The activity of some EOs could be associated with the lipophilic characteristics of their constituents. Lipophilic molecules can cross the cell membrane, and once inside the cells, these molecules can interact with a variety of proteins, inactivating enzymes and affecting cellular activities [67]. Depolarization of the mitochondrial membrane is associated with changes in calcium channels and ROS generation that can trigger cell death by apoptosis and necrosis [68,69] (Figure 2).

Figure 2

Main mechanisms of the trypanocidal action of essential oils. Source: Adapted from Grivicich, I.; Regner, A.; d. Rocha, A.B., 2007 [72].

A discontinuous plasma membrane, indicative of a loss of integrity of the parasite, is a major feature of cell death by necrosis. In this type of cell death, there are also alterations to the mitochondria, ATP depletion, generation of reactive oxygen species, and cytoplasm vacuolization [70]. The essential oils of Melaleuca alternifolia [61], Xylopia frutescens [20], Xylopia laevigata [20], Cymbopogon citratus [44,61], Cymbopogon giganteus [44], Cymbopogon nardus [44], and Cymbopogon schoenantus [44] presented this type of action.

During apoptosis, there are alterations such as cytoplasmic blebbing, cell volume reduction, loss of mitochondrial membrane potential, condensation of nuclear chromatin, and DNA fragmentation [71]. Such characteristics were observed from the essential oils of Cinnamodendron dinisii [14], Siparuna guianensis [14], Cinnamomum verum [19], Lippia dulcis [30], Achyrocline satureioides [61,62], Lippia sidoides [13], Lippia origanoides [13,30,65], Chenopodium ambrosioides [13], Justicia pectorales [13], Lippia citriodora [30], Lippia pedunculosa [31] and Lippia alba [30]. However, due to the large number of components and potential synergistic and/or antagonistic interactions between them, it is likely that in addition to membranes, essential oils can also act against other cellular targets (Figure 2).

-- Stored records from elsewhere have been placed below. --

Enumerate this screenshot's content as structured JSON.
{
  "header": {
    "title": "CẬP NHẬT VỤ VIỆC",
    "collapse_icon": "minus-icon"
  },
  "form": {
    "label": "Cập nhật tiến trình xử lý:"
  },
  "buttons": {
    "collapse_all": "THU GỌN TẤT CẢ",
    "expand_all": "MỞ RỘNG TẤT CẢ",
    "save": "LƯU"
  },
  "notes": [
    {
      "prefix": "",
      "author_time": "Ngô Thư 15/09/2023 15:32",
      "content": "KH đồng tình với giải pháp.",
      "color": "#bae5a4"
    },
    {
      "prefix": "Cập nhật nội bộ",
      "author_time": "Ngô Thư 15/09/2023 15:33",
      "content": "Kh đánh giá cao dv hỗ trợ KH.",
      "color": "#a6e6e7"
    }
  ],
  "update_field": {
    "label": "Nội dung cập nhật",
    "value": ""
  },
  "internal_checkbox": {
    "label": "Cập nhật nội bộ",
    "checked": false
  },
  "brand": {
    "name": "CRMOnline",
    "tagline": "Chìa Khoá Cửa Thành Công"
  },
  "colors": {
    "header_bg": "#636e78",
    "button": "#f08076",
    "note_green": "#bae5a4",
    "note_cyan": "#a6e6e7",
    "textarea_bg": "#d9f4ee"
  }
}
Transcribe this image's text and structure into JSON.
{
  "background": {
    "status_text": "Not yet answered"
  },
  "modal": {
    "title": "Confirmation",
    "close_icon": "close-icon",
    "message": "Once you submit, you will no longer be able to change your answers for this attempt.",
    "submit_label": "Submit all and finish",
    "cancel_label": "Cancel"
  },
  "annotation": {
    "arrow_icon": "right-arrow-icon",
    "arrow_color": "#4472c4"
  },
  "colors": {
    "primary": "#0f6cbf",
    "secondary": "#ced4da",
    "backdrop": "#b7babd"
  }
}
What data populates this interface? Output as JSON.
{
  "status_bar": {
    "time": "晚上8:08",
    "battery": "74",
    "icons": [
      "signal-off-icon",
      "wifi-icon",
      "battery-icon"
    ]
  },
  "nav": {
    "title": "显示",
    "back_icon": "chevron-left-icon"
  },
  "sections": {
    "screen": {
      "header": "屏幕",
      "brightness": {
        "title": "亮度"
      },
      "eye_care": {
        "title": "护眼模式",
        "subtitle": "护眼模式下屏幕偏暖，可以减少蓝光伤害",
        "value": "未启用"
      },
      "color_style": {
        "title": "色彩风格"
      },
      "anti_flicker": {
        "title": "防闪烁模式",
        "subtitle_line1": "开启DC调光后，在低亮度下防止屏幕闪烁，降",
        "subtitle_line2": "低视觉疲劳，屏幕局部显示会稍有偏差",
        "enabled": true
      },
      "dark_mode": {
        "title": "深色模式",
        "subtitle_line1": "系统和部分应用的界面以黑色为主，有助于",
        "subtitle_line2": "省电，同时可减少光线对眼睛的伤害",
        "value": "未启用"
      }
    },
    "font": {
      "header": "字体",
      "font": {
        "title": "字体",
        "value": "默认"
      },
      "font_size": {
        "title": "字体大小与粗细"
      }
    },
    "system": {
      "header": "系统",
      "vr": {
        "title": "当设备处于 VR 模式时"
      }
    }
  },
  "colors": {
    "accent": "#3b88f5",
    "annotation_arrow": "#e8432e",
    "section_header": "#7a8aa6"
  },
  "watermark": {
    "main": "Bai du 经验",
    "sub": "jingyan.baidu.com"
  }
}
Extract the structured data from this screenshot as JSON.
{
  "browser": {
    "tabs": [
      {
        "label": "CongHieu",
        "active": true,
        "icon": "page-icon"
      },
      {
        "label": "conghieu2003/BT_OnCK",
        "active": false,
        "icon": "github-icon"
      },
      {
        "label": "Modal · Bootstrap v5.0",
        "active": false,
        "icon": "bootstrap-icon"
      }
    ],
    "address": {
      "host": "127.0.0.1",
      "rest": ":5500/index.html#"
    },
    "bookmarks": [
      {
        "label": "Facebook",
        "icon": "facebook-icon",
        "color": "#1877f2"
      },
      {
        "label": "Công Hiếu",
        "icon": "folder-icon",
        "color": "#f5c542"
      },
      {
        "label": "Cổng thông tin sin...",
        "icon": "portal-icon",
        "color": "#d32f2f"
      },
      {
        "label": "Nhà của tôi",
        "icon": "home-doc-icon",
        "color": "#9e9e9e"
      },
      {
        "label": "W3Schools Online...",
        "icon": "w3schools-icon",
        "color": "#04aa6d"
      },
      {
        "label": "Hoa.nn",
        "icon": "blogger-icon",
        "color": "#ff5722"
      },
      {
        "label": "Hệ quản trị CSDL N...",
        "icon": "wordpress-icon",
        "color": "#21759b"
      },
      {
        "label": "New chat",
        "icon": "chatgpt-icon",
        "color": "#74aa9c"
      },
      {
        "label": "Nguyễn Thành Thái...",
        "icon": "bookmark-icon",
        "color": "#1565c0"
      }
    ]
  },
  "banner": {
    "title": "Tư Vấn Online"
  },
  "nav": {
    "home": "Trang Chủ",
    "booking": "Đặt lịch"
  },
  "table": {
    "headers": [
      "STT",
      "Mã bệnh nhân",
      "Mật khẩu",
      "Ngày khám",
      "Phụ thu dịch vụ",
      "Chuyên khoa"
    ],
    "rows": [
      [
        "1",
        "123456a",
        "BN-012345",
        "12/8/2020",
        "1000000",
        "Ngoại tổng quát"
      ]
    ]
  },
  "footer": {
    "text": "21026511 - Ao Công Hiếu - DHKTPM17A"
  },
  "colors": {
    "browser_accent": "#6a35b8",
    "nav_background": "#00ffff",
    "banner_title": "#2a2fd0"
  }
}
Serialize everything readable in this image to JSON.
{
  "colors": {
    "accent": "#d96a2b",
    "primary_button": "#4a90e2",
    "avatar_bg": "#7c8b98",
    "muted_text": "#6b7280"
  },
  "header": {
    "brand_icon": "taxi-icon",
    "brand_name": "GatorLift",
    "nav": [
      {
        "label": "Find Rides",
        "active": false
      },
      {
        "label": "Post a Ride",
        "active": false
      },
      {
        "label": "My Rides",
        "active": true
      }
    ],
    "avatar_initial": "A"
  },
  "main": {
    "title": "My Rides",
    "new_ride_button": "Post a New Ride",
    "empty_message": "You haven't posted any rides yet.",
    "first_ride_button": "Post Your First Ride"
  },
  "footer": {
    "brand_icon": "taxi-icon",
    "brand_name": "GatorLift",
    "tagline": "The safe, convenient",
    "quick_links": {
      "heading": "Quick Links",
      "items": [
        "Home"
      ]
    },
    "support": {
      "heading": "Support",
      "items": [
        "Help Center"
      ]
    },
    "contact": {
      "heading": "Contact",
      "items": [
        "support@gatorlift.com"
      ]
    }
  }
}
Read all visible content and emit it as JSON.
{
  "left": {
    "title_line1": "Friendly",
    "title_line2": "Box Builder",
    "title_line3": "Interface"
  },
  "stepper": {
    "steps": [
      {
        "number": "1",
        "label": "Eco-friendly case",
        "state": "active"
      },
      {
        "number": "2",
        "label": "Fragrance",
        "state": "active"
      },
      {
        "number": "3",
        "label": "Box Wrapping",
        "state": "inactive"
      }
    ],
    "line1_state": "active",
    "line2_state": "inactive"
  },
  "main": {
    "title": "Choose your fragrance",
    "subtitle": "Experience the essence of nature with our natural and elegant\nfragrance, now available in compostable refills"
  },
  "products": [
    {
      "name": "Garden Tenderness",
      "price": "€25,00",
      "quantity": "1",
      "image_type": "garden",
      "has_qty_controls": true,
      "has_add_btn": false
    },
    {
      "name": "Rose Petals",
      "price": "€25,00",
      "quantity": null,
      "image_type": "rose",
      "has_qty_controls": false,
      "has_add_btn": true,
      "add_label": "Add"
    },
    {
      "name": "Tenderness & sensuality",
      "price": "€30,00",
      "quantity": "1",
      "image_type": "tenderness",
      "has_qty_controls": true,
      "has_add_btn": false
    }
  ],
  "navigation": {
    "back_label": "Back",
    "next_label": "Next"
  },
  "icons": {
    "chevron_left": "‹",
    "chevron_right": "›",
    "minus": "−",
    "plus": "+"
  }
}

Despite the various pharmacological properties attributed to essential oils, and prospects for clinical application, especially in the area of psychopharmacology due to the relaxing effects of essential oils traditionally used for therapeutic purposes, there are few reports of toxicological studies of essential oils. Therefore, it is not possible to describe the possible side effects. Thus, it is important to advance in the knowledge about the therapeutic safety of these natural products [72].

4. Methodology

The present study was based on works published on essential oils with trypanocidal activity in experimental models. The search was performed on the PubMed Scientific Database (Home-PubMed-NCBI) in November 2019. For the selection of data in English, search terms related to the theme were used, such as “essential oils” and “Trypanosoma” or “trypanocidal”. Articles that are literature reviews or contain only oil constituents were not included in the review.

5. Conclusions

The data presented demonstrate the importance of essential oils as natural products to be investigated for the development of new therapeutic options in the face of neglected diseases, especially trypanosomiasis. It is necessary to evaluate the main chemical components of these oils in experimental models in vitro and in vivo, in addition to researching their mechanism of trypanocidal action. In addition, the therapeutic safety of these products must be evaluated through toxicological studies. The abundance of essential oils in several tropical countries and low production costs make them interesting compounds to be researched as new pharmacological tools for use in the treatment of neglected diseases. The study will also support the discovery of new essential oils and/or chemical constituents, as well as analogous compounds with trypanocidal activity.